There are questions a female sports reporter is often asked when she first meets someone and her career is revealed.
"Do you go in the locker room?" "Have you seen naked players?"
Those questions let us know that it's still not considered fully acceptable for women to be in this male-dominated field, and when we are, there incorrectly and oddly is a sexual element presumed.
That's what made it so infuriating to watch a Fox Sports1 segment on House Party by the Bay where Patriots tight end Rob Gronkowski performed a lap dance on co-host Julie Stewart-Binks. Stewart-Binks prompted and encouraged Gronkowski, throwing bills at him as part of a bit referencing Gronkowski's recent anecdote about stripping for a bachelorette party.
There are many questions that should be asked here. Did Stewart-Binks feel pressured to take part? Did she know how far Gronkowski would take it?
Or was she really okay with this?
I really hope not.
While Gronkowski crossed a line and her male colleagues yucking it up in the background were out of line — why am I not surprised Jason Whitlock was hosting? — the issue many women in sports media are appalled by is how offensive it was to all of us.
Did Stewart-Binks consider that every time a woman in sports media acts inappropriately or unprofessionally it unfairly reflects on all women in sports media?
Judging by her tweets, this has not registered with Stewart-Binks.
There's an unspoken and unfair burden most women in sports media work with, an understanding that we are not to undo the painstaking work of women decades before us who had to break down locker-room doors for equal access and credibility.
Women in this career are far more likely to be subjected to vile online threats than male colleagues. Our work is questioned merely on the basis of our gender. Simply stating on Twitter that she found the Gronkowski's segment offensive invited nasty insults at ESPN.com's Dana O'Neil.
So when a woman in sports media purposefully denigrates herself on TV it hurts us all. It's a double standard, but it's reality.

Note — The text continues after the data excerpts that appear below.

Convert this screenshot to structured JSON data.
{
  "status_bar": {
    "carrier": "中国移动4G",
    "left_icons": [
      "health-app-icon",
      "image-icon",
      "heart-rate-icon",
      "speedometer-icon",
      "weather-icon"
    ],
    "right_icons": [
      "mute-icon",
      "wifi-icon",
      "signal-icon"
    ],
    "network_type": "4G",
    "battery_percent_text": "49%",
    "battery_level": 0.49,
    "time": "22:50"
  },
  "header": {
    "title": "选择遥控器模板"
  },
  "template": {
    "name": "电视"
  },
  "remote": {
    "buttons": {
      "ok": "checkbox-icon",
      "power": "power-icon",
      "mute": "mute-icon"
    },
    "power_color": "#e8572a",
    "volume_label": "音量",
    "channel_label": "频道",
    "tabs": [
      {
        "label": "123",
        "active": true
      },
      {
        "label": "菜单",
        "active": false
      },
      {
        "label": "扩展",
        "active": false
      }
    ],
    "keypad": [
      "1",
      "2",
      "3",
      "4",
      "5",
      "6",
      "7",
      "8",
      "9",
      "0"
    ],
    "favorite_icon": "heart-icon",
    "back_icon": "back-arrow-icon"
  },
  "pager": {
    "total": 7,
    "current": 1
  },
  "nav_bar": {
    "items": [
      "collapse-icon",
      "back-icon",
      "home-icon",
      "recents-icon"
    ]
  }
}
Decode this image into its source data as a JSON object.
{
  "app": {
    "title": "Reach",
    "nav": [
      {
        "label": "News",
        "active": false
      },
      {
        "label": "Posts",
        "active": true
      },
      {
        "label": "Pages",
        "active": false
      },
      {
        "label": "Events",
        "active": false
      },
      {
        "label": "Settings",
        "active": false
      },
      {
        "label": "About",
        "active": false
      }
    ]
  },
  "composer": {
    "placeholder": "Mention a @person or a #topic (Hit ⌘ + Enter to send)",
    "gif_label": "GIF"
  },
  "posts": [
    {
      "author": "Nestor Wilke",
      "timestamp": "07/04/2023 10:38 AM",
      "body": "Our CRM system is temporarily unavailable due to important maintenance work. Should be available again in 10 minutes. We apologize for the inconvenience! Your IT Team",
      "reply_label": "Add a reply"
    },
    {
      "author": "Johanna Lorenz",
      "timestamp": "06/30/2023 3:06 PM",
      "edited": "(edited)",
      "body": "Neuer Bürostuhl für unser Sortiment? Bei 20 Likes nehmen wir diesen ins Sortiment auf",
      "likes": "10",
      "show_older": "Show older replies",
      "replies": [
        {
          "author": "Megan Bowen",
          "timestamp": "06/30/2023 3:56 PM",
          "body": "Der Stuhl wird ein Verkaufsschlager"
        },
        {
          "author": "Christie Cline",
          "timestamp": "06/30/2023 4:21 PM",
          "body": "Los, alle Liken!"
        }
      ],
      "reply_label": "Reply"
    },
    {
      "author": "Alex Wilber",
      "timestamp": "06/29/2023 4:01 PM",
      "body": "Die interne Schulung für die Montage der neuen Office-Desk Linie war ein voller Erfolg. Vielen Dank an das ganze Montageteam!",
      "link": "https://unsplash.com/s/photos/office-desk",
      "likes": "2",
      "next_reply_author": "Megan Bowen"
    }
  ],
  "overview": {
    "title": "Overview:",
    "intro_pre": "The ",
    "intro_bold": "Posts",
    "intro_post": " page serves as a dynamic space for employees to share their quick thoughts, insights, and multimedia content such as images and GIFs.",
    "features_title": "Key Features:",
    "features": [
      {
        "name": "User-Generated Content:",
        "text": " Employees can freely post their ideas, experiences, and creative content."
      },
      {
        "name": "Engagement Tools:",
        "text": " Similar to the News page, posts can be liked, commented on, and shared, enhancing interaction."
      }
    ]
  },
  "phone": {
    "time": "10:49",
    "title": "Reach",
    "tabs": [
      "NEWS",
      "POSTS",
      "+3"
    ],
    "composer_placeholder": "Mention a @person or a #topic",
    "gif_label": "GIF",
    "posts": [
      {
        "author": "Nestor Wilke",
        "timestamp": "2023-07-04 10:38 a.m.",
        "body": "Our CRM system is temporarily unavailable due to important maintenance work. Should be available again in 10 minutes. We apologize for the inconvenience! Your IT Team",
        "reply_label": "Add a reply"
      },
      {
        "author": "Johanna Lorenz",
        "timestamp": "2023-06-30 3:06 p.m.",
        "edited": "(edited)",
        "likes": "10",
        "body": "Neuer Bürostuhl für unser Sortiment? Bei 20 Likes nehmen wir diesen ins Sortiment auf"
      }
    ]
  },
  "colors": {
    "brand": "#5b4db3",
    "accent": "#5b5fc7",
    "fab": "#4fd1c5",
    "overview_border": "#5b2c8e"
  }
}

Yet, I know why it happens.
There is an all-too-common model for fast-track success for women in sports TV: Be young, pretty, blond and skinny. Wear club attire. Get comfortable with being a sideline sex object who knows about sports. It's a slap in the face to the majority of women who do these jobs well and professionally. It's insulting to the women who don't get hired in the first place for being older than 40 or larger than a Size 2.
Let's not entirely blame women here.
This system — big shocker — was created by men who overwhelmingly hold leadership in sports media and professionally reward women based on sex appeal. Mostly, they ignorantly don't believe that male viewers will watch qualified women discuss sports without also being a sex object and they still haven't wrapped their head around the idea that women watch sports on TV.
Instead of an apology after the lap dance, Fox Sports1 replayed the clip as a promotion. Gronkowski is considered a laughable frat boy, which is quite ironic given the criticism Cam Newton receives for his G-rated touchdown dances. Whitlock's response was to tweet that anyone offended was a "fraud." But this isn't about Gronk or Whitlock.
The sad part is that Stewart-Binks didn't mind being the prop here. And the maddening part is that she doesn't seem to understand she made us all part of the joke.